The technique, known as the CD-34 positive selection method, is used for patients who are donating their own bone marrow to be given back to themselves at a later date, also known as autologous bone marrow transplant.
A 47-year-old North Florida man battling multiple myeloma was the first to undergo a transplant involving the new approach at Shands at UF.
Multiple myeloma is characterized by the uncontrolled spread of certain white blood cells -- plasma cells -- in bone marrow. Plasma cells ordinarily make antibodies, disease-fighting agents that normally guard against infection. But because their immune system functions abnormally, patients with multiple myeloma are especially prone to infection.
Despite weeks of chemotherapy, fully a third of the cells in the man's bone marrow were still malignant. So doctors took a two-step approach to cleansing the marrow's most primitive cells -- the stem cells. (These are in the earliest stages of development and have the ability to evolve into an array of blood cell types as they grow and mature.)
First, the patient was given injections of growth factors daily for five days to move the stem cells into the blood and reduce the level of tumor contamination. The cells were collected by apheresis, a procedure that separates them from other blood components. This first step decreases the level of tumor cells mixed with stem cells but does not eliminate it. Secondly, the blood stem cells were run through the CD-34 device, similar to a long column with a collection area for cells at the bottom.
The device was recently approved by the Food and Drug Administration.
"With the CD-34 selection procedure, we use a column containing antibodies -- which recognizes a certain substance or 'antigen' that is unique to the membrane of stem cells," said John Wingard, director of the bone marrow transplant program at Shands. "That allows us to put about two liters of blood or bone marrow cells in the device and end up with a teaspoon that only contains the stem cells. Everything else -- the other cells not necessary for the transplant and malignant cells -- flows through."
Previous methods used a bone marrow sample containing a wide variety of cells, and did not ensure the transplant was completely free of tumor cells, Wingard said. Moreover, those techniques typically damaged some normal stem cells. Thus, efforts to clean the sample prior to transplantation often prolonged the patient's hospital stay.
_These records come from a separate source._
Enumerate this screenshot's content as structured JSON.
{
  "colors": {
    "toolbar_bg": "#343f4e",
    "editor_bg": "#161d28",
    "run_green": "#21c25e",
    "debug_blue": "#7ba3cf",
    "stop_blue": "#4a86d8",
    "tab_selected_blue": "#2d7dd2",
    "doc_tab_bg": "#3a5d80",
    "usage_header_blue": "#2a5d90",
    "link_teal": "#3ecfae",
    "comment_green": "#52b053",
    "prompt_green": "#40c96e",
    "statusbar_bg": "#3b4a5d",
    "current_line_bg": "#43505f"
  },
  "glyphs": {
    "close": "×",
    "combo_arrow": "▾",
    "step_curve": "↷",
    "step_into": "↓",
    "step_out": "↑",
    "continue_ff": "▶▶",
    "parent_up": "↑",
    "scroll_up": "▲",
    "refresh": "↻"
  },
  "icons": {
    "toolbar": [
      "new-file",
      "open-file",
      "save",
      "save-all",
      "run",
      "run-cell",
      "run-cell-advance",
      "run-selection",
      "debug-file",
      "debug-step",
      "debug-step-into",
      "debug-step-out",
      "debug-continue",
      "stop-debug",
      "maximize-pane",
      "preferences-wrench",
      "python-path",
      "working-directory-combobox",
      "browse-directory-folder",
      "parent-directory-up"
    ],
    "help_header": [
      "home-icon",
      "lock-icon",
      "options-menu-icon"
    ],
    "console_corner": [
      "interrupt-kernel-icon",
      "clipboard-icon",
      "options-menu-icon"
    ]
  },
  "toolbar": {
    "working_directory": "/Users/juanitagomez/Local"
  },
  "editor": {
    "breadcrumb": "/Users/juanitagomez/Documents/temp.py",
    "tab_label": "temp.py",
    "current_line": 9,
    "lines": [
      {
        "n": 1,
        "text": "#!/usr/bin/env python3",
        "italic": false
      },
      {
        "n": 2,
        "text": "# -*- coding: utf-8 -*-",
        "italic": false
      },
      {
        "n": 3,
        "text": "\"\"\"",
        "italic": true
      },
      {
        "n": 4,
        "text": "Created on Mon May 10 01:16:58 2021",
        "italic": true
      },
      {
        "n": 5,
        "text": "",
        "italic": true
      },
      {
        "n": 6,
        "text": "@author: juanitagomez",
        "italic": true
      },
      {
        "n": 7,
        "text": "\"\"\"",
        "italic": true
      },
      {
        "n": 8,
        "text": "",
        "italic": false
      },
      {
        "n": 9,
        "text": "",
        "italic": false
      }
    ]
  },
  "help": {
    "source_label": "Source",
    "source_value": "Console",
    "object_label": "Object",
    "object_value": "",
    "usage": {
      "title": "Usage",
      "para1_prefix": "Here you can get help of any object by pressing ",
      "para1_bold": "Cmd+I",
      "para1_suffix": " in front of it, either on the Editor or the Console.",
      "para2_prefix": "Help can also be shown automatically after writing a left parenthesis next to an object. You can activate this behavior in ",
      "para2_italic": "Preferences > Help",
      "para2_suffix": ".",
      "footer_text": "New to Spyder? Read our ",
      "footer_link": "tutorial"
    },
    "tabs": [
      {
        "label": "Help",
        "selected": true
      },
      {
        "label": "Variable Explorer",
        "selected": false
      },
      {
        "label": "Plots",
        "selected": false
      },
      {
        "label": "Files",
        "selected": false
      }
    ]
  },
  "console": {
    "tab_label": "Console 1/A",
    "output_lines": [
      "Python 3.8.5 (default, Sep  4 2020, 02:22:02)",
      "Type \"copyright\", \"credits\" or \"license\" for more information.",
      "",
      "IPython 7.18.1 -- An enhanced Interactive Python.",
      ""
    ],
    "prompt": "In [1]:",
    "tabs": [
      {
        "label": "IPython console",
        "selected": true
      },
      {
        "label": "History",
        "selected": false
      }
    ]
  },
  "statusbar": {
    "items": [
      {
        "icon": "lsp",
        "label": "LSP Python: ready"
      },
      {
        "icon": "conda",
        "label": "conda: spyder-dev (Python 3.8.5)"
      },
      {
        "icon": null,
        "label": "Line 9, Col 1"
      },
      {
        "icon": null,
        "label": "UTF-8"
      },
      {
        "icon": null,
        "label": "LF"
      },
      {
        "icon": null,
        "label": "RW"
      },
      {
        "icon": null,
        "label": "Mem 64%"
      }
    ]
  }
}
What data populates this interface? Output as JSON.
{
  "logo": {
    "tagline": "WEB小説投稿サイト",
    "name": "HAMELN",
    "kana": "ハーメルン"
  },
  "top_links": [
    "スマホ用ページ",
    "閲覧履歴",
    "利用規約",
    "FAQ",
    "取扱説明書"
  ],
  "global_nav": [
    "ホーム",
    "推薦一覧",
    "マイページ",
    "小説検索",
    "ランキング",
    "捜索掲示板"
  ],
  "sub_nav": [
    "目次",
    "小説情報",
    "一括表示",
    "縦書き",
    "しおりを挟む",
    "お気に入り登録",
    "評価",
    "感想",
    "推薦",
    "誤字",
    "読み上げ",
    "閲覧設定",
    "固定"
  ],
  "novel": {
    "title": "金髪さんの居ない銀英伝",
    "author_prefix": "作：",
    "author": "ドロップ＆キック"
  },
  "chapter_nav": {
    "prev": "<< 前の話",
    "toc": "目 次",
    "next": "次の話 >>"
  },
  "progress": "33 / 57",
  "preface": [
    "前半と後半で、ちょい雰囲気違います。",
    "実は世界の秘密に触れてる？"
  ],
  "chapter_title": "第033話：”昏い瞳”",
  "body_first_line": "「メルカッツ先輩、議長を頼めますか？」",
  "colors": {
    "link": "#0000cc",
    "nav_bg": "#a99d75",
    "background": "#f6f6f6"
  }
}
"With this approach, we think we give a cleaner stem cell product that is less likely to have tumor cells in it," he said. "We are using it for selected cases where we believe there's a strong likelihood there might otherwise be significant amounts of tumor cell contamination."
Other possible benefits: a lower risk of rejection and reduced side effects from transplantation. Because stem cells alone are used, the sample's volume is naturally smaller, reducing the amount of preservative needed to protect the cells when they are frozen for storage prior to transplantation. The preservative can cause side effects in some patients, Wingard said.
If it works, the approach also could benefit patients stricken with cancer or other blood disorders, including non-Hodgkin's lymphoma, multiple myeloma, some breast cancer cases, and possibly tumors such as neuroblastoma that involve the bone marrow.